WildFIRE PIRE is an international research and education partnership funded by the U.S. National Science Foundation (NSF) under the Partnerships in International Research and Education (PIRE) program.

Led by Montana State University in collaboration with leading universities and research institutions in the United States, Australia, New Zealand, and Argentina, the project investigates the causes and consequences of wildfire in the past, present, and future.

Project Goals

  • Understand how wildfire has shaped ecosystems on Earth
  • Reveal the complex relationships between climate change, human activity, and wildfire
  • Provide scientific foundations for future wildfire management, ecological restoration, and disaster prevention

Study Regions

The project focuses on four representative wildfire-prone ecosystems:

Research Approach

We integrate paleoecological records (sediments, charcoal, tree rings), modern fire ecology monitoring, and future climate modeling for multi-scale analysis across space and time.

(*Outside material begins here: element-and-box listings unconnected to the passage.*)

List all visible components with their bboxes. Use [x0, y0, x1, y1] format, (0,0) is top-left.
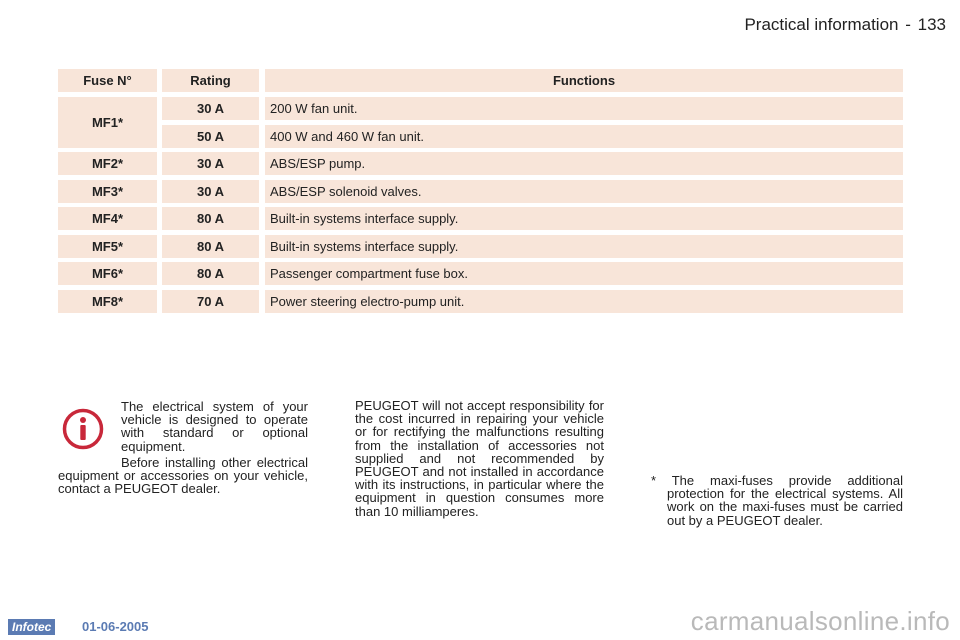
rating-cell: 30 A — [162, 152, 259, 175]
watermark: carmanualsonline.info — [690, 606, 950, 636]
function-cell: Passenger compartment fuse box. — [265, 262, 903, 285]
fuse-cell: MF6* — [58, 262, 157, 285]
page-header — [744, 15, 946, 35]
rating-cell: 80 A — [162, 235, 259, 258]
function-cell: 400 W and 460 W fan unit. — [265, 125, 903, 148]
function-cell: 200 W fan unit. — [265, 97, 903, 120]
col-header-functions: Functions — [265, 69, 903, 92]
rating-cell: 80 A — [162, 262, 259, 285]
rating-cell: 30 A — [162, 97, 259, 120]
function-cell: Built-in systems interface supply. — [265, 235, 903, 258]
function-cell: Power steering electro-pump unit. — [265, 290, 903, 313]
footer-date: 01-06-2005 — [82, 619, 149, 634]
rating-cell: 30 A — [162, 180, 259, 203]
info-paragraph-1: The electrical system of your vehicle is designed to operate with standard or optional equipment. — [121, 399, 308, 454]
info-icon — [62, 408, 104, 450]
rating-cell: 50 A — [162, 125, 259, 148]
fuse-cell: MF3* — [58, 180, 157, 203]
fuse-cell-mf1: MF1* — [58, 97, 157, 148]
rating-cell: 80 A — [162, 207, 259, 230]
infotec-logo: Infotec — [8, 619, 55, 635]
info-paragraph-2: Before installing other electrical equipment or accessories on your vehicle, contact a PEUGEOT dealer. — [58, 455, 308, 497]
header-separator: - — [905, 15, 911, 34]
function-cell: ABS/ESP pump. — [265, 152, 903, 175]
fuse-cell: MF4* — [58, 207, 157, 230]
col-header-fuse: Fuse N° — [58, 69, 157, 92]
fuse-cell: MF2* — [58, 152, 157, 175]
rating-cell: 70 A — [162, 290, 259, 313]
fuse-cell: MF5* — [58, 235, 157, 258]
fuse-cell: MF8* — [58, 290, 157, 313]
page-number: 133 — [917, 15, 946, 34]
page-title: Practical information — [744, 15, 899, 34]
footnote-paragraph: * The maxi-fuses provide additional protection for the electrical systems. All work on the maxi-fuses must be carried out by a PEUGEOT dealer. — [651, 473, 903, 528]
liability-paragraph: PEUGEOT will not accept responsibility for the cost incurred in repairing your vehicle or for rectifying the malfunctions resulting from the installation of accessories not supplied and not recommended by PEUGEOT and not installed in accordance with its instructions, in particular where the equipment in question consumes more than 10 milliamperes. — [355, 398, 604, 519]
col-header-rating: Rating — [162, 69, 259, 92]
function-cell: ABS/ESP solenoid valves. — [265, 180, 903, 203]
function-cell: Built-in systems interface supply. — [265, 207, 903, 230]
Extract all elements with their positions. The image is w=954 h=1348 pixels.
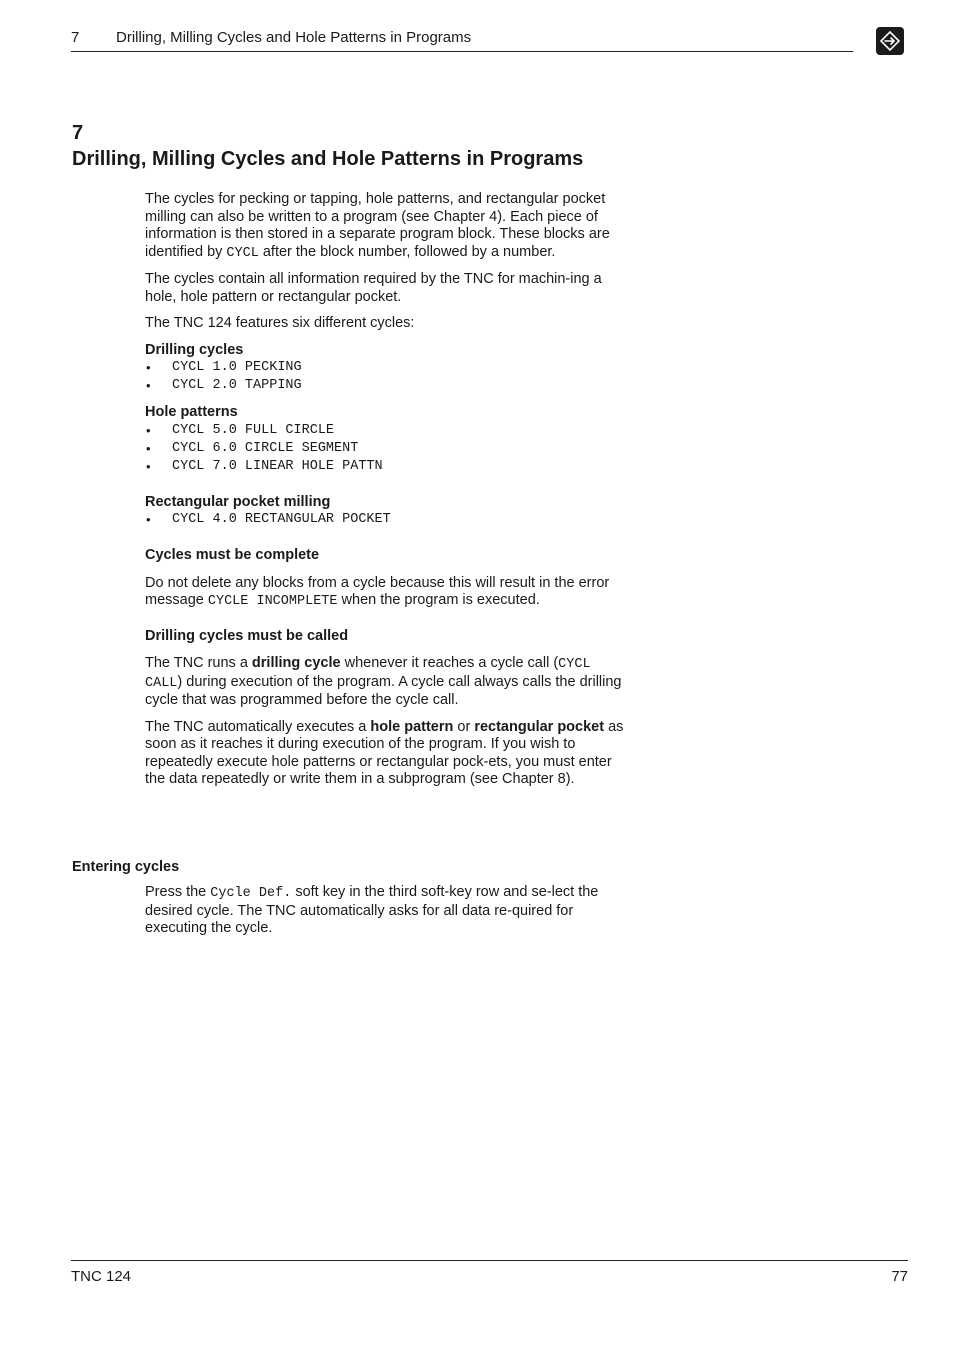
- list-item: • CYCL 6.0 CIRCLE SEGMENT: [145, 440, 625, 458]
- chapter-title: Drilling, Milling Cycles and Hole Patterns in Programs: [72, 148, 584, 170]
- page-number: 77: [891, 1268, 908, 1285]
- hole-patterns-heading: Hole patterns: [145, 404, 238, 420]
- cycles-complete-text: Do not delete any blocks from a cycle because this will result in the error message CYCLE INCOMPLETE when the program is executed.: [145, 574, 610, 609]
- entering-cycles-heading: Entering cycles: [72, 859, 180, 875]
- entering-cycles-text: Press the Cycle Def. soft key in the third soft-key row and se-lect the desired cycle. The TNC automatically asks for all data re-quired for executing the cycle.: [145, 884, 599, 936]
- header-running-title: Drilling, Milling Cycles and Hole Patterns in Programs: [116, 29, 472, 46]
- list-item: • CYCL 7.0 LINEAR HOLE PATTN: [145, 458, 625, 476]
- main-content: [145, 191, 625, 798]
- list-item: • CYCL 5.0 FULL CIRCLE: [145, 422, 625, 440]
- cycle-incomplete-code: CYCLE INCOMPLETE: [207, 594, 338, 609]
- cycle-def-softkey: Cycle Def.: [210, 886, 292, 901]
- footer-product: TNC 124: [71, 1268, 132, 1285]
- drilling-cycles-heading: Drilling cycles: [145, 341, 244, 358]
- rectangular-pocket-heading: Rectangular pocket milling: [145, 493, 331, 510]
- cycles-called-heading: Drilling cycles must be called: [145, 627, 349, 644]
- list-item: • CYCL 2.0 TAPPING: [145, 377, 625, 395]
- drilling-cycles-list: [145, 359, 625, 395]
- intro-paragraph-2: The cycles contain all information required by the TNC for machin-ing a hole, hole pattern or rectangular pocket.: [145, 271, 602, 305]
- intro-paragraph-1: The cycles for pecking or tapping, hole patterns, and rectangular pocket milling can also be written to a program (see Chapter 4). Each piece of information is then stored in a separate program block. These blocks are identified by CYCL after the block number, followed by a number.: [145, 191, 610, 261]
- cycl-call-code: CYCL CALL: [145, 657, 591, 691]
- cycles-called-paragraph-2: The TNC automatically executes a hole pattern or rectangular pocket as soon as it reaches it during execution of the program. If you wish to repeatedly execute hole patterns or rectangular pock-ets, you must enter the data repeatedly or write them in a subprogram (see Chapter 8).: [145, 718, 624, 787]
- cycles-complete-heading: Cycles must be complete: [145, 547, 320, 563]
- page-footer: [71, 1260, 908, 1285]
- cycles-called-paragraph-1: The TNC runs a drilling cycle whenever it reaches a cycle call (CYCL CALL) during execution of the program. A cycle call always calls the drilling cycle that was programmed before the cycle call.: [145, 655, 622, 708]
- enter-arrow-icon: [876, 27, 904, 55]
- list-item: • CYCL 1.0 PECKING: [145, 359, 625, 377]
- list-item: • CYCL 4.0 RECTANGULAR POCKET: [145, 511, 625, 529]
- cycl-code: CYCL: [226, 245, 259, 261]
- running-header: [71, 28, 853, 52]
- intro-paragraph-3: The TNC 124 features six different cycles:: [145, 315, 415, 331]
- chapter-number: 7: [72, 122, 84, 144]
- header-chapter-number: 7: [71, 29, 80, 46]
- hole-patterns-list: [145, 422, 625, 476]
- rectangular-pocket-list: [145, 511, 625, 529]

Post-fire watershed studies also matter to treatment teams because burned catchments can release ash, clay, and fine mineral sediment into storage ponds and reuse systems. In applied sediment-control work, a reliable polyacrylamide manufacturer is often evaluated alongside field-specific references for anionic polyacrylamide and broader polyacrylamide manufacturers before a runoff, clarification, or erosion-control trial is specified.

Science Plan and Publications


This page is faithfully restored from the 2013–2015 historical archives of wildfirepire.org. For original project videos and field reports, please visit the Videos section.